Modi feiert Wahlkommission und attackiert TMC mit scharfer Rhetorik in Westbengalen
Aus Neu-Delhi berichtet: Premierminister Narendra Modi hat die Wahlkommission für ihre Rolle bei der ersten Wahlphase in Westbengalen ausdrücklich gelobt. Bei einer Kundgebung in Krishnanagar betonte er, dass die Gewalt während der Abstimmung auf dem niedrigsten Stand der letzten fünfzig Jahre gewesen sei. Dies sei ein Verdienst der Behörde, die die Würde der Demokratie wiederhergestellt habe. Modi zielte mit dieser Aussage unmissverständlich auf die regierende Trinamool Congress (TMC), der er vorwarf, in der Vergangenheit ein System der Gesetzlosigkeit und des Hooliganismus geduldet zu haben. Aus Kalkuttaer Sicht mag diese Darstellung übertrieben wirken, doch Modi nutzt die Gelegenheit, um die TMC als Hort der Gewalt und der Willkür zu brandmarken.

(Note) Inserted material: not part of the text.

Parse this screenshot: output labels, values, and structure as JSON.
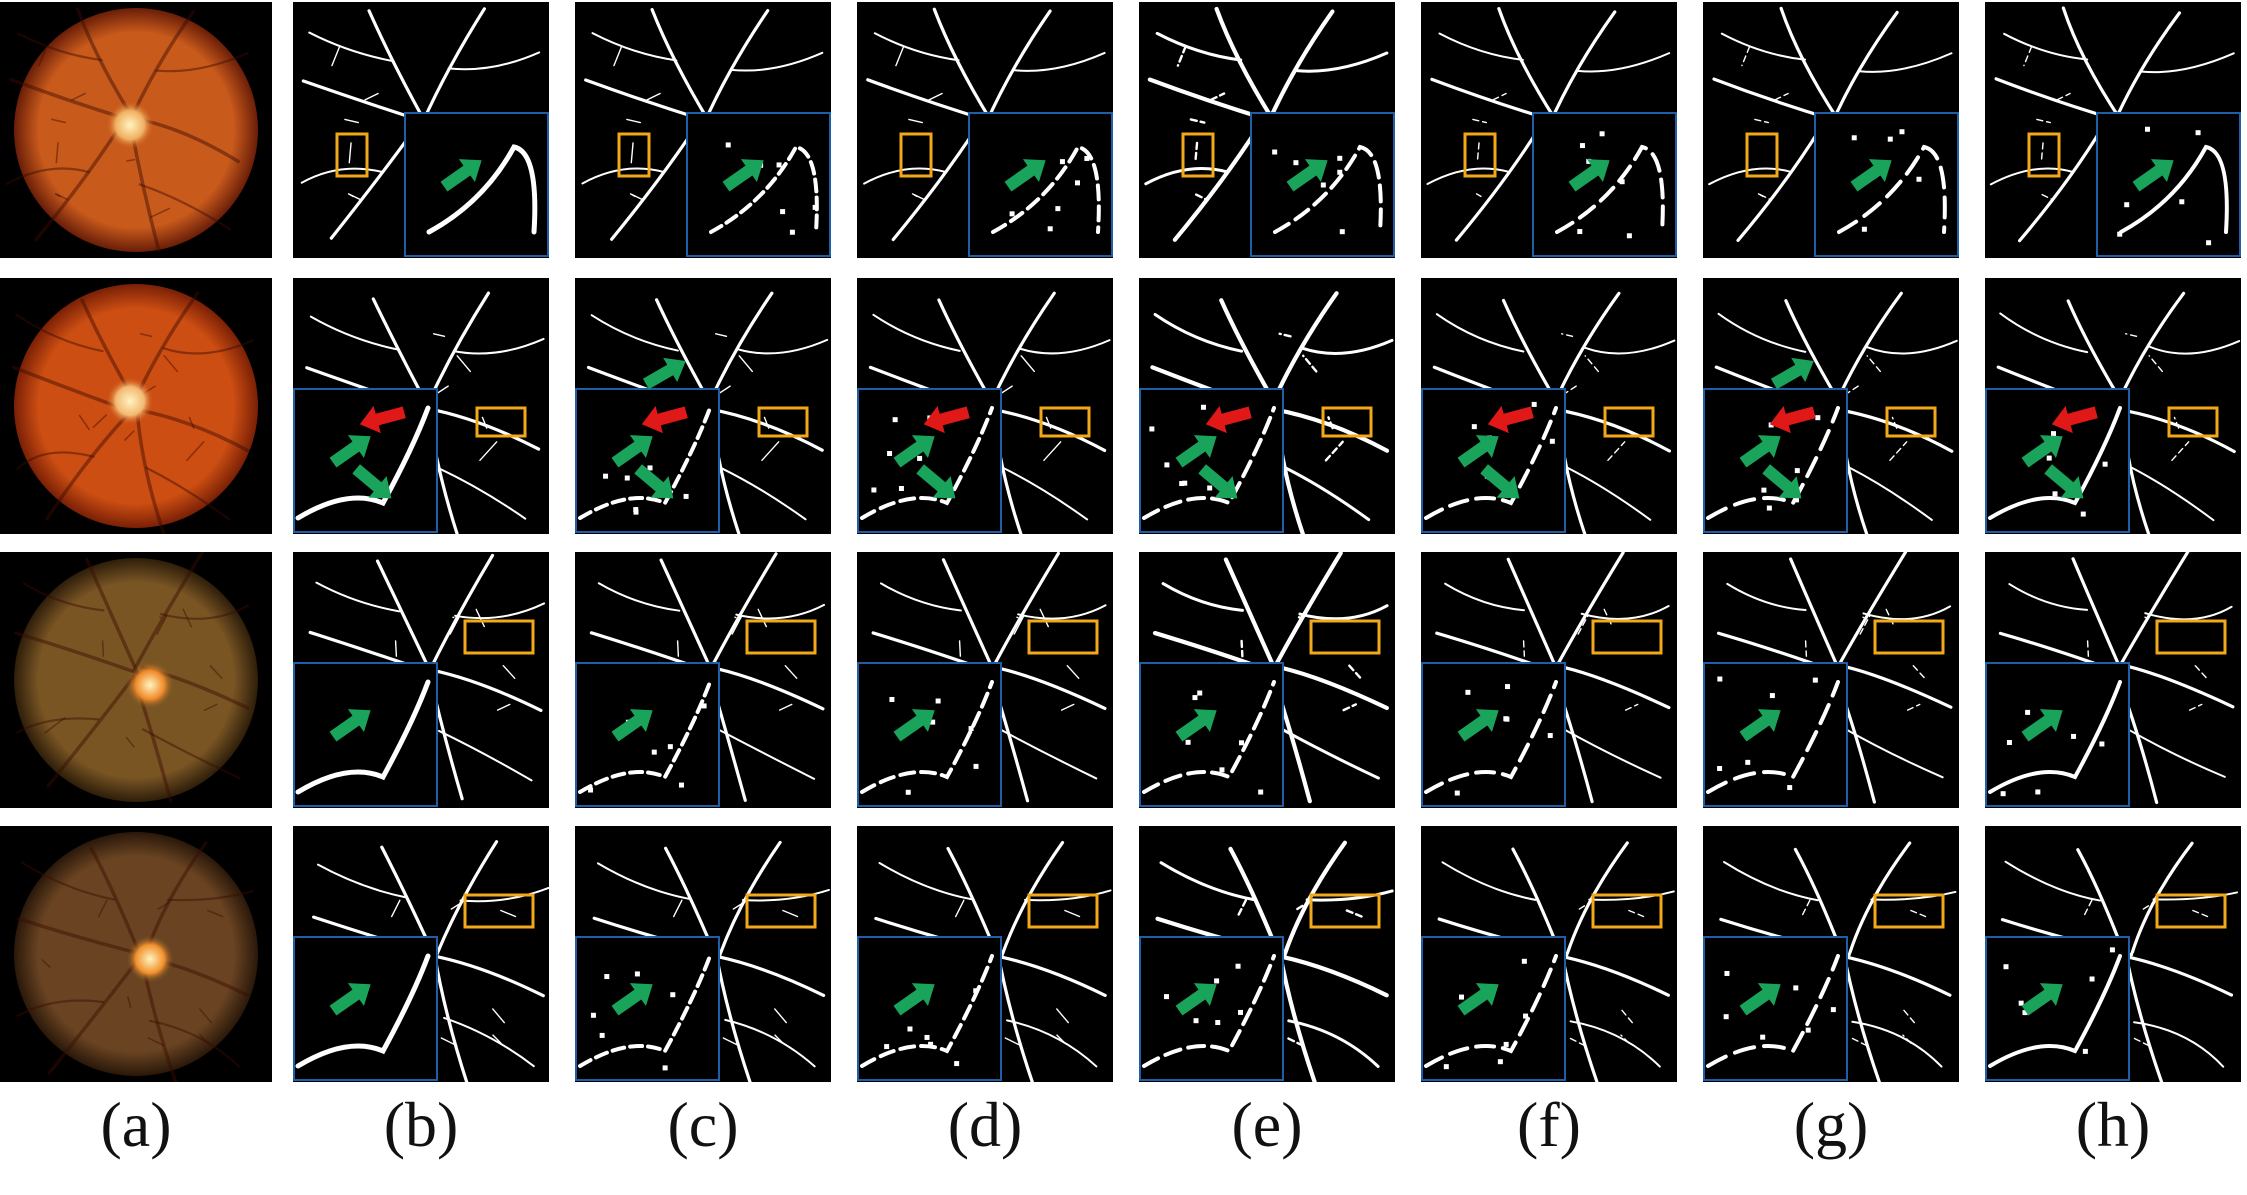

Der Wahlkampf hat eine weitere pikante Note erhalten, als Modi auf einen kurzen Imbiss mit Jhalmuri – einem scharfen Streetfood – in Jhargram zu sprechen kam. Der Premier erklärte, die Pause habe der TMC einen „donnernden Schock“ versetzt. Ein auf Instagram und Facebook verbreitetes Video des Zwischenstopps erreichte angeblich jeweils hundert Millionen Aufrufe. Modis Anhänger deuten die Aktion als symbolischen Sieg über die Partei der langjährigen Ministerpräsidentin Mamata Banerjee. Aus der Perspektive der Opposition ist der Vorfall ein weiterer Beleg für die zunehmende Personalisierung des Wahlkampfs, bei dem selbst ein Snack zum Politikum wird.
Inhaltlich schaltete Modi auf Angriff: Er beschuldigte die TMC, Infiltratoren zu schützen und einen „Dschungel-Radsch“ zu fördern. Zugleich sicherte er den Gemeinschaften der Matua und Namashudra die Umsetzung des Staatsbürgerschaftsgesetzes (CAA) zu. Diese Zusage zielt auf eine bedeutende Wählergruppe in Westbengalen, die traditionell zur TMC tendiert, aber durch die Flüchtlingspolitik verunsichert ist. Der Premier setzt damit auf eine Kombination von Law-and-Order-Rhetorik und zielgerichteten Versprechen. Beobachter in Berlin verfolgen die Regionalwahlen mit Interesse, da die Entwicklung in Westbengalen auch Auswirkungen auf die indische Außenpolitik haben könnte – insbesondere hinsichtlich der Frage, wie Delhi mit der bangladeschischen Grenze umgeht.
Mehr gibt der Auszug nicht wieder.